2.4. Neutrophil Migration across Epithelium Depends on MMP-9

Next, we investigated the mechanisms underlying how neutrophils migrate across the epithelial basement membrane. These basement membranes are comprised mainly of collagen IV, which is degraded by metallomatrix proteinase 9 (MMP-9) [14], and CXCR2 ligands have been shown to induce MMP-9. Indeed, histological sections of infected Mmp-9 mice showed that neutrophils accumulated underneath the uroepithelium and failed to enter it. Neutrophil-intrinsic MMP-9 was necessary and sufficient for epithelial migration, demonstrated by transferring MMP-9–competent neutrophils into infected Mmp-9 mice, and MMP-9–deficient neutrophils into infected MMP-9–competent mice. Finally, neutrophils were stimulated with CXCL2 in vitro which caused MMP-9 secretion in a concentration-dependent manner, demonstrating that CXCL2 permits epithelial neutrophil migration by the induction of MMP-9.

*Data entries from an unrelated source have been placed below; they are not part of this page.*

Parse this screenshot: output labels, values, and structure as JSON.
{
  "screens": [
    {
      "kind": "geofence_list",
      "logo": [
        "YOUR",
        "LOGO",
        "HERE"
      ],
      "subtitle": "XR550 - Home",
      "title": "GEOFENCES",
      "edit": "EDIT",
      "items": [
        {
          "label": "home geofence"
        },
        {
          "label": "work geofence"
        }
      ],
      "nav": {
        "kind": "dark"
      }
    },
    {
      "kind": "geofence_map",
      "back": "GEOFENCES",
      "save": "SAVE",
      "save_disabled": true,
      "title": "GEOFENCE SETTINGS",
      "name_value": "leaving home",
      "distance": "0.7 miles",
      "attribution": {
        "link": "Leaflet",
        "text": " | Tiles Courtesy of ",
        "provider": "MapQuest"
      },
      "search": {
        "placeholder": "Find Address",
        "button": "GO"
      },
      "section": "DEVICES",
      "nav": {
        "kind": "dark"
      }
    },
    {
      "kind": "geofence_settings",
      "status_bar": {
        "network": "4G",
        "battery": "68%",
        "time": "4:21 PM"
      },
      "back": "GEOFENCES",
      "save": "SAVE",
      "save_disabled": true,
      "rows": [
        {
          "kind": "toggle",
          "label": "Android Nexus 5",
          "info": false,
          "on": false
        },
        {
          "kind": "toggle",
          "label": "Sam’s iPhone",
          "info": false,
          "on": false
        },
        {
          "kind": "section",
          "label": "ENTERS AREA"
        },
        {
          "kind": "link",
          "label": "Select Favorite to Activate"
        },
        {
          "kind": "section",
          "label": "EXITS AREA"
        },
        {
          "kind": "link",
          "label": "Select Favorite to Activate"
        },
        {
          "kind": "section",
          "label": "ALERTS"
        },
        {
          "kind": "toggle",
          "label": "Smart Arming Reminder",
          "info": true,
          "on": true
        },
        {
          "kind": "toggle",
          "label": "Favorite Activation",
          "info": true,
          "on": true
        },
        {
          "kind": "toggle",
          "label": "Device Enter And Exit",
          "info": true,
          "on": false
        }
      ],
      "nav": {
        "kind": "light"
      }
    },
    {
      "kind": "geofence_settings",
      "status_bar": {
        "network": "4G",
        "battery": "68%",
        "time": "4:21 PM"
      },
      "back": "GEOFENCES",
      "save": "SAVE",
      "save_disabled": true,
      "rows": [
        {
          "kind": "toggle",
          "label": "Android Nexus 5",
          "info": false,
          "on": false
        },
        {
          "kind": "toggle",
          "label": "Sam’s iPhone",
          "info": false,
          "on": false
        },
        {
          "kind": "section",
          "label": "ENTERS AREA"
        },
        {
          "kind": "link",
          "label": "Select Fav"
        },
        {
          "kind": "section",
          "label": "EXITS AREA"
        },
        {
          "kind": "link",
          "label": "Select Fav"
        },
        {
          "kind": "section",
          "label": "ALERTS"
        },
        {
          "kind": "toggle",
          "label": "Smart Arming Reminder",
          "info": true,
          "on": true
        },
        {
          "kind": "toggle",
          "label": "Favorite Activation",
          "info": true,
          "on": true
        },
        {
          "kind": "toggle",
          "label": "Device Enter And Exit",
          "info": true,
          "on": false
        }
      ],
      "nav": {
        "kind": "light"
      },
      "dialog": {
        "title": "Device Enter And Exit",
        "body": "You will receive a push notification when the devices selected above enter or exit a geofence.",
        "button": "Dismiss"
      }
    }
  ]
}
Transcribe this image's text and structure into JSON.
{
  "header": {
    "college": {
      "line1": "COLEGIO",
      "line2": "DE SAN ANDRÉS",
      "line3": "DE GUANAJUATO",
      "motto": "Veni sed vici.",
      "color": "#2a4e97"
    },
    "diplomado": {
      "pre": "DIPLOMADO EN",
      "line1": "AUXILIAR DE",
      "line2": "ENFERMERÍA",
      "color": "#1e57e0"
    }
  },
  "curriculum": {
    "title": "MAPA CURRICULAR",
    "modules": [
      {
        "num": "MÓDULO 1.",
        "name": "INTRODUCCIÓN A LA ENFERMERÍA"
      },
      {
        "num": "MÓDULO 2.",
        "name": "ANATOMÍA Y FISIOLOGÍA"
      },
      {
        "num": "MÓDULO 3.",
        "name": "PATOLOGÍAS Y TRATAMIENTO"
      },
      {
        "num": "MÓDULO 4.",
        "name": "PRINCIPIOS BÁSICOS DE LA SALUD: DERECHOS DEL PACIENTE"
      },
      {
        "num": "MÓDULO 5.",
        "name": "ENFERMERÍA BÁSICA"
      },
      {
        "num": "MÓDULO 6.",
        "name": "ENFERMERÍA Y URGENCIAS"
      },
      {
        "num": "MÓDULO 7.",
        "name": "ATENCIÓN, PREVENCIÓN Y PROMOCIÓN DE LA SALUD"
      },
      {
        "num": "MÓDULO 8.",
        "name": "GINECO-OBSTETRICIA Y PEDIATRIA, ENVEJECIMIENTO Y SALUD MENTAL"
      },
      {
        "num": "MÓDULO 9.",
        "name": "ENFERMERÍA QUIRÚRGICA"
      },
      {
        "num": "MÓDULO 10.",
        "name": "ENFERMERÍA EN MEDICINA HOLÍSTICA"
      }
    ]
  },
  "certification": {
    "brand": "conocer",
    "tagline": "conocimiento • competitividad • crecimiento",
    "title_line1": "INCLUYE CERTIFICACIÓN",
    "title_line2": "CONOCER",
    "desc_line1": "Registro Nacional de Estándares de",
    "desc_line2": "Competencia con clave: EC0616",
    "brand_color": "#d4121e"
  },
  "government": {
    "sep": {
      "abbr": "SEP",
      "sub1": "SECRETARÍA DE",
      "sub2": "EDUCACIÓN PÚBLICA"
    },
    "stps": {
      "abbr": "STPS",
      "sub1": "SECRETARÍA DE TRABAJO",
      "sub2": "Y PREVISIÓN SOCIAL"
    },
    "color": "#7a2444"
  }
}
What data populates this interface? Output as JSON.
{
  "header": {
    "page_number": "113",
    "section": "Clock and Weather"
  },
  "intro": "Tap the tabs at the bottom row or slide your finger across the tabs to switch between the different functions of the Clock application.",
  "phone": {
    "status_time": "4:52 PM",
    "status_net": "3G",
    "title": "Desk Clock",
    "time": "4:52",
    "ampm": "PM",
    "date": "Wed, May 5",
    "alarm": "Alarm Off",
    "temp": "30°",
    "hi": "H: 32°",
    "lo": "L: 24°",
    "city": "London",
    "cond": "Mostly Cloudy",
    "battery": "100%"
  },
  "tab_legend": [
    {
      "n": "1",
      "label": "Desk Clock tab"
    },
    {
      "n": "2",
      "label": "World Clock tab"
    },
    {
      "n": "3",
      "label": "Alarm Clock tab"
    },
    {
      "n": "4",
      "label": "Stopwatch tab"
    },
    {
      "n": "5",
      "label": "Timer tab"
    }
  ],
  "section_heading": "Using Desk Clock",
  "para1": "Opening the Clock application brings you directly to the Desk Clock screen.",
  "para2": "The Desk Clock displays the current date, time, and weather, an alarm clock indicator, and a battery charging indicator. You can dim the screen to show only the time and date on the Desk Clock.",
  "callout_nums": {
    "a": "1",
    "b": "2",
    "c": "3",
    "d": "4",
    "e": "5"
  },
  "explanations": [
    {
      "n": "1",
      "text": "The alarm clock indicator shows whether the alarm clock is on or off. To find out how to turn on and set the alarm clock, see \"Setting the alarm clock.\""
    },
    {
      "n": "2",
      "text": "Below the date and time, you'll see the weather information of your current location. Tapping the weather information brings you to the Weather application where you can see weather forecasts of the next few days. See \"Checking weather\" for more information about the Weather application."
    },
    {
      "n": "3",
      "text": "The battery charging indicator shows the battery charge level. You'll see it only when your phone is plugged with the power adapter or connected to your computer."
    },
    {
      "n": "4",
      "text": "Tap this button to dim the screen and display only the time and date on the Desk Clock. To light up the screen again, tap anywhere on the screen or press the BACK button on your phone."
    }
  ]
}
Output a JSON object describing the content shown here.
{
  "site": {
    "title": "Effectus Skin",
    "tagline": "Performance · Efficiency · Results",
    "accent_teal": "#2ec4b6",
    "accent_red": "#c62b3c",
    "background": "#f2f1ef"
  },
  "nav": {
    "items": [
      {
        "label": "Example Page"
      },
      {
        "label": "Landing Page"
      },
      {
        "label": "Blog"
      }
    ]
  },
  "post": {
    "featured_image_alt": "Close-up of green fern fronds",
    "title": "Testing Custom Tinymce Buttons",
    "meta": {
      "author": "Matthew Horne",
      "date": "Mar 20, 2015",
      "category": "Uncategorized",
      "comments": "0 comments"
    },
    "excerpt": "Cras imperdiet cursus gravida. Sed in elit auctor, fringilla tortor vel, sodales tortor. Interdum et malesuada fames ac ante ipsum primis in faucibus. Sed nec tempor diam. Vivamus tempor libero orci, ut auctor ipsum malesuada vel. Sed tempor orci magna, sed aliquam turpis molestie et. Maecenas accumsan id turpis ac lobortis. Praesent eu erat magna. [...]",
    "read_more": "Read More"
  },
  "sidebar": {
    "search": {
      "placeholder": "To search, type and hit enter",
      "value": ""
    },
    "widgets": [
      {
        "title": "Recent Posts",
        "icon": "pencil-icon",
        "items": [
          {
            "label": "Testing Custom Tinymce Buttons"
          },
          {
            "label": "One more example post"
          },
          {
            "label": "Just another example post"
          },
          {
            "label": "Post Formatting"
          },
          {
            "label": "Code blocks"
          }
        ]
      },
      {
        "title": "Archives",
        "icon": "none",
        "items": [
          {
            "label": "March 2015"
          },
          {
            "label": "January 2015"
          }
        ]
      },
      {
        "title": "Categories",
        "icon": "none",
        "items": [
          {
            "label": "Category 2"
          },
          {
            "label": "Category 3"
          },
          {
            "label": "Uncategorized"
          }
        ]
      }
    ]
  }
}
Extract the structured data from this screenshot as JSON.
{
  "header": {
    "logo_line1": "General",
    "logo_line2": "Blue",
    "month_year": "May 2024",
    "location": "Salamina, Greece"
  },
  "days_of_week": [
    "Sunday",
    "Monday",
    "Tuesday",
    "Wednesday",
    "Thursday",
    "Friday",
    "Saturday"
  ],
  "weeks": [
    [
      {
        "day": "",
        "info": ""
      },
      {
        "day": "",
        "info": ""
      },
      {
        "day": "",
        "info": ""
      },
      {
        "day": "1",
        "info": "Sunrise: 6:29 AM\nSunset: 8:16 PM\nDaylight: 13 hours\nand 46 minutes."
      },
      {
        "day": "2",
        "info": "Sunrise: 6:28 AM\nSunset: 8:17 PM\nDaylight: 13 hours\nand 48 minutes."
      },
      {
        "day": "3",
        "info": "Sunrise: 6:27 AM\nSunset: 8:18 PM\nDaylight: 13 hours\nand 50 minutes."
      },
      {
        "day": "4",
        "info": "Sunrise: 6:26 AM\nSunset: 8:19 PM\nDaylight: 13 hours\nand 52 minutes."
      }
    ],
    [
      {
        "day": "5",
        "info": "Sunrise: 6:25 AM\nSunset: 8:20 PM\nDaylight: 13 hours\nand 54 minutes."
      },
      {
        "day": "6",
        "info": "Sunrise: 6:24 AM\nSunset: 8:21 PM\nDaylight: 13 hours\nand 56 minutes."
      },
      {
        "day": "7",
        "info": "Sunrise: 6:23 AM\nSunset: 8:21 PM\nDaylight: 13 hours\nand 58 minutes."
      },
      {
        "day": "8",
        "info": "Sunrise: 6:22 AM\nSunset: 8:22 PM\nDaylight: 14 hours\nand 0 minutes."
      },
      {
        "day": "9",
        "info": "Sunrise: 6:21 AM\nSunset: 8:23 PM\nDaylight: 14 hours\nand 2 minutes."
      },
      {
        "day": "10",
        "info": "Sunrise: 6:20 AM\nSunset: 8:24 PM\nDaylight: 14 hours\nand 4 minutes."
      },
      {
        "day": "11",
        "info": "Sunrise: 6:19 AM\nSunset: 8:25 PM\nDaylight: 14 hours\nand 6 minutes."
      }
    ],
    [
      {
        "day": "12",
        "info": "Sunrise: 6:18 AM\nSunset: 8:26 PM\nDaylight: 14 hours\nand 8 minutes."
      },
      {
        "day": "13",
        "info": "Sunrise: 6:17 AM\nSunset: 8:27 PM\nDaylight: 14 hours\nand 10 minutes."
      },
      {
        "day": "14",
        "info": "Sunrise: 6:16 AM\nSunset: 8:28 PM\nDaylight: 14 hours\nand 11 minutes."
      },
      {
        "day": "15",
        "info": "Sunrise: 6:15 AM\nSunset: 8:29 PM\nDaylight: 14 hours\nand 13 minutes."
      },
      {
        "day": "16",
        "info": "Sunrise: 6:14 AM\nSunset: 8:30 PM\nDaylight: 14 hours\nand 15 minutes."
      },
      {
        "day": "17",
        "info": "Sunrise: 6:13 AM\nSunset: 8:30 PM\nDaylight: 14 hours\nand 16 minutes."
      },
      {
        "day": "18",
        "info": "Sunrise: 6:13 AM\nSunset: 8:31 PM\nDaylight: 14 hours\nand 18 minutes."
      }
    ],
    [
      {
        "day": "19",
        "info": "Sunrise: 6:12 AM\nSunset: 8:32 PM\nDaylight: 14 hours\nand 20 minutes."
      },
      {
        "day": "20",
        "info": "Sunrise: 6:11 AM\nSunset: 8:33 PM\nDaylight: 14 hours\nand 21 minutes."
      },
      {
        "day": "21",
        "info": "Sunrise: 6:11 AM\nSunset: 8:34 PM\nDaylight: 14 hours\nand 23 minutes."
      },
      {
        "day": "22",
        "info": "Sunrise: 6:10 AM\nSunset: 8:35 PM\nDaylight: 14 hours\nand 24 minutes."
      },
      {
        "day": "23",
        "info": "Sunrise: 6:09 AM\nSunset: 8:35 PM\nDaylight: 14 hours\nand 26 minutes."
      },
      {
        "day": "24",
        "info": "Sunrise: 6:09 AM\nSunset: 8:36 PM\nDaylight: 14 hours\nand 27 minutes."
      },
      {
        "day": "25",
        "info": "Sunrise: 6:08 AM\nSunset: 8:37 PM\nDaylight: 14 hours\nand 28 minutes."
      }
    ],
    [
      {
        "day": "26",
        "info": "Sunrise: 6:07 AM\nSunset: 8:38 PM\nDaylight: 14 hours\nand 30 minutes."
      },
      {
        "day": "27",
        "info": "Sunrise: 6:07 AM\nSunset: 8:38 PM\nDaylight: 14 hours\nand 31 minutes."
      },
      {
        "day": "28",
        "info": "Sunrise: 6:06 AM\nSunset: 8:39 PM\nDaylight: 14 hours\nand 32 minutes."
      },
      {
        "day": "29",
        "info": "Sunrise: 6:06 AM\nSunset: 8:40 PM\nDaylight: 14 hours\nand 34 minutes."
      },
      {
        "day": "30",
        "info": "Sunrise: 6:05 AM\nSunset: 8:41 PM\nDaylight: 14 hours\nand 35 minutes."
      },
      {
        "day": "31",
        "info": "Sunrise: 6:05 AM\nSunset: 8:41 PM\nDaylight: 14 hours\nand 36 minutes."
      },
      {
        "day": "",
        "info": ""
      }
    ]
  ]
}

2.5. Three-Cellular Crosstalk between Ly6C− and Ly6C+ Macrophages with Neutrophils

Taken together, our findings documented the following sequence of events during the first 4 h of the phagocyte response against UTI: (1) resident Ly6C− macrophages sensed the infection and produced chemokines that recruited neutrophils and Ly6C+ macrophages; (2) recruited Ly6C+ macrophages produced TNF in response to the infection; (3) TNF induced the release of preformed CXCL2 by Ly6C− macrophages; (4) CXCL2 caused MMP-9 secretion by neutrophils, which allowed these cells to cross the epithelial basement membrane in order to combat the infection [34]. The chemokines that bind CXCR2 are often considered redundant. We found that Ly6C− macrophages produced several such chemokines, which played distinct chemotactic roles in regulating neutrophil migration in UTI: CXCL1, and to a lower extent MIF, caused endothelial migration, whereas CXCL2 by Ly6C− macrophages played a non-redundant role in epithelial migration. The ability of CXCL2 to induce the secretion of MMP-9 [12] in the immediate vicinity of the epithelial basement membrane explains how neutrophils can penetrate collagen IV–rich epithelial basement barriers. Our findings identify CXCL2 and MMP-9 as TNF-regulated gatekeepers for epithelial neutrophil migration. It remains to be seen whether CXCL2 induction is important also in other TNF-dependent bacterial infections, for example listeriosis [37] or tuberculosis [38].

3. Experimental Section

3.1. Mice

Female Cx [35] mice were crossed to Ly6g [36] mice in specific pathogen-free condition. Eight-week-old mice were used for the experiments in accordance with local governmental review boards (Bezirksregierung Köln, Landesamt für Natur, Umwelt und Verbraucherschutz NRW in Recklinghausen, Germany).

3.2. UPEC Model

The uropathogenic E. coli (UPEC) strain 536 (O6:K15:H31) originating from a patient suffering from urinary tract infection was used for induction of bladder infection. The performed the murine urinary tract infection as described previously [34].

3.3. Histology

Immunofluorescence microscopy in cryosections: we embedded fixed bladders of Cx mice into Tissue-Tec (Sakura). Frozen blocks were cut into 5 mm sections and mounted on poly-L-lysin-coated glass slides (Menzel). We analyzed the sections using the Axio Observer.Z1/Apotome (Zeiss).

4. Conclusions

These results demonstrated that the antibacterial neutrophil response is coordinated by two macrophage subsets with distinct tasks: the Ly6C− macrophages acted as tissue-resident sentinels and attracted circulating phagocytes by chemokines. The Ly6C+ macrophages did not directly participate in bacterial elimination but instead licensed the Ly6C− macrophages to send neutrophils into the frontline of infection, the uroepithelium. These findings are of major importance for understanding the coordination of an innate immune response in UTI, but also in other inflammatory settings.